Mother's at 7:30 after a Ravens Game
And the poor have rights. They have the right to be less and know less. They have the right to pursue that endeavor of ignorance blindly. They should not be cursed with the knowledge of anything.
I stood and watched them swill in their own filth. I stood and watched them drink away their sight. I stood there and wept. All I could think of was how they gambled without knowing the game. They entered into a contest that was rigged with chicken wire and they kept betting over and over again. They were all blind betting into a hole.
All I wanted to do was touch their heads as though I was baptizing them. I just wanted to lay them down and say that I could make them satisfied in everything they do. I could make wishes come alive for them. I cried inside as I watched the poor dance and slop.
I watched the ritual matriculation and imagined they were peasants in the 14th century gathered around a cow or a bull awaiting the slaughter or the uncovering of the rose wreath or the may pole. I watched and saw little difference.
I looked down and saw the slop on my pants. I could not lay oils unto myself. I could not cure anyone until I myself was blessed with the ability to move on and change.

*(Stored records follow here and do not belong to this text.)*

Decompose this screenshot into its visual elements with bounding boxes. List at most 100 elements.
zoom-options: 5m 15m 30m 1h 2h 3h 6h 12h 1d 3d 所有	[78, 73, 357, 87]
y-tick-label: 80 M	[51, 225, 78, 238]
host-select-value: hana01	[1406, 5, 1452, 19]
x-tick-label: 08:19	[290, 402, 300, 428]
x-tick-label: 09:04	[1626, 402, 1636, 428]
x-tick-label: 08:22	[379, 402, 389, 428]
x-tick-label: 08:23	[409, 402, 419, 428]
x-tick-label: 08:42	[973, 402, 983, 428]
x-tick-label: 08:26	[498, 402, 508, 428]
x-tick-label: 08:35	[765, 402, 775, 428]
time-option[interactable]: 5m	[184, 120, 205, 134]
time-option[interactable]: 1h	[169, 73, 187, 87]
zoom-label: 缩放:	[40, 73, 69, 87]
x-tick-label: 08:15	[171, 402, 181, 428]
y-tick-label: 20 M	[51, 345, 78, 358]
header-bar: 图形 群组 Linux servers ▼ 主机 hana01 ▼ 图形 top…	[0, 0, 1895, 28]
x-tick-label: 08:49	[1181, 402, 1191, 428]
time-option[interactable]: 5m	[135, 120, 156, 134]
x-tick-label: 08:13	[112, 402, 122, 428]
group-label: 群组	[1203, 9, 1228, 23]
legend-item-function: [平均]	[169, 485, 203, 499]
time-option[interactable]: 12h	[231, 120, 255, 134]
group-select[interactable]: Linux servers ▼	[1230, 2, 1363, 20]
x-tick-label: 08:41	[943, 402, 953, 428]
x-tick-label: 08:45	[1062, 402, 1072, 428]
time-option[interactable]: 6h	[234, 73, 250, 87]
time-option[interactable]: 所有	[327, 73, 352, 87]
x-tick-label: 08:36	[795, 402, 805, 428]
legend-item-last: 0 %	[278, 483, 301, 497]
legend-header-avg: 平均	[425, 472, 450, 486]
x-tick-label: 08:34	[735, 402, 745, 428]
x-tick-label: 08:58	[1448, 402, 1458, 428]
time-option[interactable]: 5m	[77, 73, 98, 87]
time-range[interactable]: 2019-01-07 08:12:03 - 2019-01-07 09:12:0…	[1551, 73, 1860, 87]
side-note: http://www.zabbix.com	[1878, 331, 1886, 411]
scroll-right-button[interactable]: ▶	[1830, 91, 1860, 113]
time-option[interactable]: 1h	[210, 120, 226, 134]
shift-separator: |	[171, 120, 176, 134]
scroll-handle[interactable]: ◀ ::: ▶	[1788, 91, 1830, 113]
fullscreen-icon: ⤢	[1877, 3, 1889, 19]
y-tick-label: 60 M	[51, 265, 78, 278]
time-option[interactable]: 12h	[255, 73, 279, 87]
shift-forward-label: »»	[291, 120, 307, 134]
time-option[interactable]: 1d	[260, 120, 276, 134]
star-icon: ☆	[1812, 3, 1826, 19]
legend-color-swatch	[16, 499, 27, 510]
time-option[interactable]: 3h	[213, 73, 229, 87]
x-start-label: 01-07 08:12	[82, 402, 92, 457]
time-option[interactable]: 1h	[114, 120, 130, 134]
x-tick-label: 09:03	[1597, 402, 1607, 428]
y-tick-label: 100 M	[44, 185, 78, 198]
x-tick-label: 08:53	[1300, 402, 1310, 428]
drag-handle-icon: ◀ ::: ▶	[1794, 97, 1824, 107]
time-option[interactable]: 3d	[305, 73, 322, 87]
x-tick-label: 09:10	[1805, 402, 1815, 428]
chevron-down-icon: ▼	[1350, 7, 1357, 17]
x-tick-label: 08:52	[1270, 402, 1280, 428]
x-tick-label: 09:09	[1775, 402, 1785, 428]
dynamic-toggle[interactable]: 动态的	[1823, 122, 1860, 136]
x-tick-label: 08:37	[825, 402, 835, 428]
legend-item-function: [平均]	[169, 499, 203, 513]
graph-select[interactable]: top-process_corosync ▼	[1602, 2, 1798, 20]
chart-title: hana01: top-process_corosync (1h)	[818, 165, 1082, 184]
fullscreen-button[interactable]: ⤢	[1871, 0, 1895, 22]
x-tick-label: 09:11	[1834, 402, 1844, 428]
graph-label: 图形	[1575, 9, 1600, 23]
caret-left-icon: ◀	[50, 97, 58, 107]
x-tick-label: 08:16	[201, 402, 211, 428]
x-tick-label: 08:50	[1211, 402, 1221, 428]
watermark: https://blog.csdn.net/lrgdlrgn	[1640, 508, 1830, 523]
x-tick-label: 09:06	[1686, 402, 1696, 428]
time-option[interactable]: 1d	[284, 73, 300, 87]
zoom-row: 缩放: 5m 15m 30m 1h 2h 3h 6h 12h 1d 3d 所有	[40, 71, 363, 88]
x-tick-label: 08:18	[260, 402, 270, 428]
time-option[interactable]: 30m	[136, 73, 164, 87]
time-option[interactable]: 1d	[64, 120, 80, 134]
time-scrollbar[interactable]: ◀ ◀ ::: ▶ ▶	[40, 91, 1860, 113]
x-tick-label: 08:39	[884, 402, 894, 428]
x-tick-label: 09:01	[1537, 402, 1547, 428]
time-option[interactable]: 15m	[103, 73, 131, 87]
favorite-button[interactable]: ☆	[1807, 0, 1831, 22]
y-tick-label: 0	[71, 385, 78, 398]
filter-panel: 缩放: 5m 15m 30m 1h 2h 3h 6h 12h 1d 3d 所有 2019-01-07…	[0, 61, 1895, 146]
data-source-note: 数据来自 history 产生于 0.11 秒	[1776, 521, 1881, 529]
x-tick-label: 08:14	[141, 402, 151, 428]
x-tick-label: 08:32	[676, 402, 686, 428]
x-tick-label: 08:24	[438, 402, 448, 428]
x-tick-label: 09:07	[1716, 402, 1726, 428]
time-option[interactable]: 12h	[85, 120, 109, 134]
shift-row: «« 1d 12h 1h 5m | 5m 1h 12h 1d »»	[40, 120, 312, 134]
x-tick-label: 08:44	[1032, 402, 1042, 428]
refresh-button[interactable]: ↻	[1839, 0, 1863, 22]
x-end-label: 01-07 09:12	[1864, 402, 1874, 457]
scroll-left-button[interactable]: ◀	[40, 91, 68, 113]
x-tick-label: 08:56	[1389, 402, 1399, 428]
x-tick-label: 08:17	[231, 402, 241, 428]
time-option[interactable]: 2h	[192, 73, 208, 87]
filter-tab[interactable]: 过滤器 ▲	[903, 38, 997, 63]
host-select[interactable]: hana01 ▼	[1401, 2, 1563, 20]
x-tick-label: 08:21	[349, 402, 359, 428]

I'll send myself a postcard some day. I'll send it from some place for away where I can see where I am and where I have been. It will be quite a nice paradox. I may still yet be free of all things that I don't understand. I still may be able to go blind and not suffer. I pray for that kind of death. I pray for that kind of weakness. I long for truth in me that can let me go blind and join in the mud and drink down my life without caring and without knowledge.